According to South Korean lawmaker Rhee Cheol-hee, North Korean hackers penetrated South Korea’s defense ministry in September 2016, pilfering documents that included both U.S. and South Korean war plans, reports to senior commanders, special forces deployment plans, and data about power plants and military facilities.
“Mr. Rhee belongs to South Korea’s ruling party and sits on its parliament’s defense committee. He said some 235 gigabytes of military documents had been stolen from the Defense Integrated Data Center, and that 80% of them have yet to be identified,” the BBC reports.
The BBC goes on to note that South Korea officially admitted to a large data theft by suspected North Korean hackers in May, but did not provide details on what was stolen. The Defense Ministry refused to comment on Rhee’s statement, while North Korea consistently accuses South Korea of “fabricating” hacking allegations.
The New York Times notes that Rhee said about 300 lower-classification documents were stolen but did not know if any of the most highly classified documents at the Defense Ministry were compromised.
The Pentagon said on Tuesday it was aware of the reports about North Korea stealing wartime operational plans, but said all critical information remains secure.
“I can assure you that we are confident in the security of our operations plans and our ability to deal with any threat from North Korea. The ROK-U.S. alliance remains steadfast in their commitment to make sure they safeguard that information and ensure readiness on the Korean Peninsula to counter any North Korean threats,” said Army Colonel Rob Manning, a Pentagon spokesman.
The Fox report also mentions a massive theft of the cryptocurrency Bitcoin, valued at roughly $5.3 million, from a South Korean exchange called Yapizon that occurred in May as well. Outside security analysts said the theft looked like the work of North Korean hackers, who have been working hard to accumulate a Bitcoin “war chest” as sanctions by the United States and United Nations grow tighter. In fact, for much of the past year, it was thought North Korean hackers had become more interested in making money for the heavily sanctioned regime than stealing data or disrupting electronic infrastructure in adversary nations.

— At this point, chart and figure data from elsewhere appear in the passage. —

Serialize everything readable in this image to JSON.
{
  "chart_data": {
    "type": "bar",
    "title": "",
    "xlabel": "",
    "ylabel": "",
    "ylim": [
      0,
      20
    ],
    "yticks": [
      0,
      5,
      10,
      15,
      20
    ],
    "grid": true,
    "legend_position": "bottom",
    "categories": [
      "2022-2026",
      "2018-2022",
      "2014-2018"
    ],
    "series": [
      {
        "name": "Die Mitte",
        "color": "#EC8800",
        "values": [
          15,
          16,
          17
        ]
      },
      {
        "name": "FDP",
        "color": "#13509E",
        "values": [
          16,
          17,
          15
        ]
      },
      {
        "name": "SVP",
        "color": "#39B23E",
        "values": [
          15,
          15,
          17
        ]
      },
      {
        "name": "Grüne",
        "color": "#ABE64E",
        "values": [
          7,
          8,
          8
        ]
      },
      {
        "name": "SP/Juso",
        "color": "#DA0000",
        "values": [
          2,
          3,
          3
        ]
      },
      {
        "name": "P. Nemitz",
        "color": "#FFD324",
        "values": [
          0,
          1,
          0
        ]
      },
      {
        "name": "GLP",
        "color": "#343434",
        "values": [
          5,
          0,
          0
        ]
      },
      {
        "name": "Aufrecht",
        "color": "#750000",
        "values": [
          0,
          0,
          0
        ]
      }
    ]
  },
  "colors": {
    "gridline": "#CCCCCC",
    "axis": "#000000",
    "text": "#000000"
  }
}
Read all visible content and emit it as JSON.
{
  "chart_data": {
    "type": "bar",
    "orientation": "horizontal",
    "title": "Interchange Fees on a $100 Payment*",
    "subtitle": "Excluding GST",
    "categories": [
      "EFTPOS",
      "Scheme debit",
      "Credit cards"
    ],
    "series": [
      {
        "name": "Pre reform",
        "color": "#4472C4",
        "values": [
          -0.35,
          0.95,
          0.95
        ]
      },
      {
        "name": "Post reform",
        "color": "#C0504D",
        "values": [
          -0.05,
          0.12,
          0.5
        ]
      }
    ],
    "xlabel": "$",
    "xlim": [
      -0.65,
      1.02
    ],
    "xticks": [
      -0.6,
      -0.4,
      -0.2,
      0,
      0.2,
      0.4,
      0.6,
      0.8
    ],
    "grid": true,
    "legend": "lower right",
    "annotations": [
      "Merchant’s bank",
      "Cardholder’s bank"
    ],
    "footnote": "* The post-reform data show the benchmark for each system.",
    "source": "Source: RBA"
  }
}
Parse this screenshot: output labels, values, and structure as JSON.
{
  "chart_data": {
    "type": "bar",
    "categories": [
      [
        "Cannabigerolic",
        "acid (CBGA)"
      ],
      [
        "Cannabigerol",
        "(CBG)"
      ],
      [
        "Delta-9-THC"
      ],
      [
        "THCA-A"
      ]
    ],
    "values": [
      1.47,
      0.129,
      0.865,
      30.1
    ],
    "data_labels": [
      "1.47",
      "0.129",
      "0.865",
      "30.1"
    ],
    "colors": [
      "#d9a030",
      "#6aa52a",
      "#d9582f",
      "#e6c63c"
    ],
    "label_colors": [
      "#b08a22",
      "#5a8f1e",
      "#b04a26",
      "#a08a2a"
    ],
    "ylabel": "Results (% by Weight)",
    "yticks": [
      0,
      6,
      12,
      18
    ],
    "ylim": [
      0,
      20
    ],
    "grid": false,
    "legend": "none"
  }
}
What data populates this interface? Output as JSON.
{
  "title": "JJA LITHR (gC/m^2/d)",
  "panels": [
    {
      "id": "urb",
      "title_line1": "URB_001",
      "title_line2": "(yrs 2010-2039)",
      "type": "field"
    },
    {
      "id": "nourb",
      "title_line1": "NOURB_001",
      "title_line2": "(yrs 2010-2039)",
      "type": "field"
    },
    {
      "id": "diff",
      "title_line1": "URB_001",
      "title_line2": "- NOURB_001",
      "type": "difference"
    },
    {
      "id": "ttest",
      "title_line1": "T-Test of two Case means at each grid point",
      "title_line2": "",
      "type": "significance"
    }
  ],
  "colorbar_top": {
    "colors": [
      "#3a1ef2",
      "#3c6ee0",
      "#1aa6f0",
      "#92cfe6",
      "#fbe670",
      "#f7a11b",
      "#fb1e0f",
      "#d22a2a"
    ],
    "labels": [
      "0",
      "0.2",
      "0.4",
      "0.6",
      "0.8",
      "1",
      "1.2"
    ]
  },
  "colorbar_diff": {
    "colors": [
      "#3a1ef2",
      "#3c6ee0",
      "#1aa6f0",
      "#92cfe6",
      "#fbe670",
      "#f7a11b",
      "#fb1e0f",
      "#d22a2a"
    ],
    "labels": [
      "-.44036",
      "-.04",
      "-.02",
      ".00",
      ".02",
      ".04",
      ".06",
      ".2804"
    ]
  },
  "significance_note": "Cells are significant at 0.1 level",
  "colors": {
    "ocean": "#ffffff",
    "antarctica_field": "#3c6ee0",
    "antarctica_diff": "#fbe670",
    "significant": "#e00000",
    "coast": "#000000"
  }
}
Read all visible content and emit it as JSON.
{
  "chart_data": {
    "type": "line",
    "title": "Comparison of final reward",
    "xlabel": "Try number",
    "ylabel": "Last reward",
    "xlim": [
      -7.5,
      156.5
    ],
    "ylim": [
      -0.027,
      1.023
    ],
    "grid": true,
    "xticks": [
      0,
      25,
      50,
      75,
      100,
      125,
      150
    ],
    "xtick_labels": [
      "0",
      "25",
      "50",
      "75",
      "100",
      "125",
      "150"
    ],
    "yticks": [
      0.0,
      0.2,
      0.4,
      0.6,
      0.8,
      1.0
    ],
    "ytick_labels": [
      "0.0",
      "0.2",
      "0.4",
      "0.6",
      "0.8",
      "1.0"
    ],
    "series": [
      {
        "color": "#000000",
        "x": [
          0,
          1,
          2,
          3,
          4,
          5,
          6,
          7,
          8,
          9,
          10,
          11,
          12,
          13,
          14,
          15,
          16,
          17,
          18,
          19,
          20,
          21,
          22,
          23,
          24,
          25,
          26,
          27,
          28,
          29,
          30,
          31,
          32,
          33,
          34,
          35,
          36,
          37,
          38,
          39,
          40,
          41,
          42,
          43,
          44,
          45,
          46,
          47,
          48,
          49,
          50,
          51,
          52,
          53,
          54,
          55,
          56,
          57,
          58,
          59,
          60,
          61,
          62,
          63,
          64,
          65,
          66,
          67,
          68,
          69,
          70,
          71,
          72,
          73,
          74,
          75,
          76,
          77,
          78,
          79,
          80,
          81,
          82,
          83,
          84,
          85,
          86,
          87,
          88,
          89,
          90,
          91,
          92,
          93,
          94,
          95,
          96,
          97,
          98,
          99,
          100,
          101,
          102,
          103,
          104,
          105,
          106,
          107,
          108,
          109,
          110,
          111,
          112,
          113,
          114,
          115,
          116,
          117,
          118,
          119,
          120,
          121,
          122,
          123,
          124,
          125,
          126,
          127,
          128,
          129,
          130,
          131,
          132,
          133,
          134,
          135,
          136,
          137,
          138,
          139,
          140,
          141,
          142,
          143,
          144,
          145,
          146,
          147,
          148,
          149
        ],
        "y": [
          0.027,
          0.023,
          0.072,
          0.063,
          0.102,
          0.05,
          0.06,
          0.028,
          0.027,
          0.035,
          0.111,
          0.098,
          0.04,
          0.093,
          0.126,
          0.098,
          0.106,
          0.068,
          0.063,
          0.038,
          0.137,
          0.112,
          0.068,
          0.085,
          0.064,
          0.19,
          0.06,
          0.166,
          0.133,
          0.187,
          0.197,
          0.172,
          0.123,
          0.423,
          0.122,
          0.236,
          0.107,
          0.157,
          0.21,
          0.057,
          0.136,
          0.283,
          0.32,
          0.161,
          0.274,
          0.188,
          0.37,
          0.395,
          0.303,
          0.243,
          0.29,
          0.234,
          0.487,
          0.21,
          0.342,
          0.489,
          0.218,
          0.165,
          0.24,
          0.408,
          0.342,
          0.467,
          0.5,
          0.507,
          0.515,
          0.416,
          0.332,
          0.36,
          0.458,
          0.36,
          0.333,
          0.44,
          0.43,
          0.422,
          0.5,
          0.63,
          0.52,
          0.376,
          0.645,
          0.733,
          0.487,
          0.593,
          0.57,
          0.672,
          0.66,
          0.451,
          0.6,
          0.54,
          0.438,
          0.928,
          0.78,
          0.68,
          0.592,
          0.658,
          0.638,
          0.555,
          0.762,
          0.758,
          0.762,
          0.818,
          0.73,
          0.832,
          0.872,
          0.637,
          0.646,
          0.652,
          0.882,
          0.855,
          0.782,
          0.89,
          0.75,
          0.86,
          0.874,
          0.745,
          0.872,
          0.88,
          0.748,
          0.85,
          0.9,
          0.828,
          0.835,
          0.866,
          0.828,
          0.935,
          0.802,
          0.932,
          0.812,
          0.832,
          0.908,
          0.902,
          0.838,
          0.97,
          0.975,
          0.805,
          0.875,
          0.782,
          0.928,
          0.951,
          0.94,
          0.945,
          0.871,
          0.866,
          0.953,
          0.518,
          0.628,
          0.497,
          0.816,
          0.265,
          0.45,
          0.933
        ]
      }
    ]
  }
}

In June 2016, South Korean law enforcement accused North Korea of hacking over 140,000 computers at 160 South Korean private firms and public agencies over the preceding two years, in the early stages of a long-term plan to wage all-out cyber warfare against the South. Much of the material stolen in these hacks was described as defense-related. Other intrusions appeared to be reconnaissance for larger attacks to come.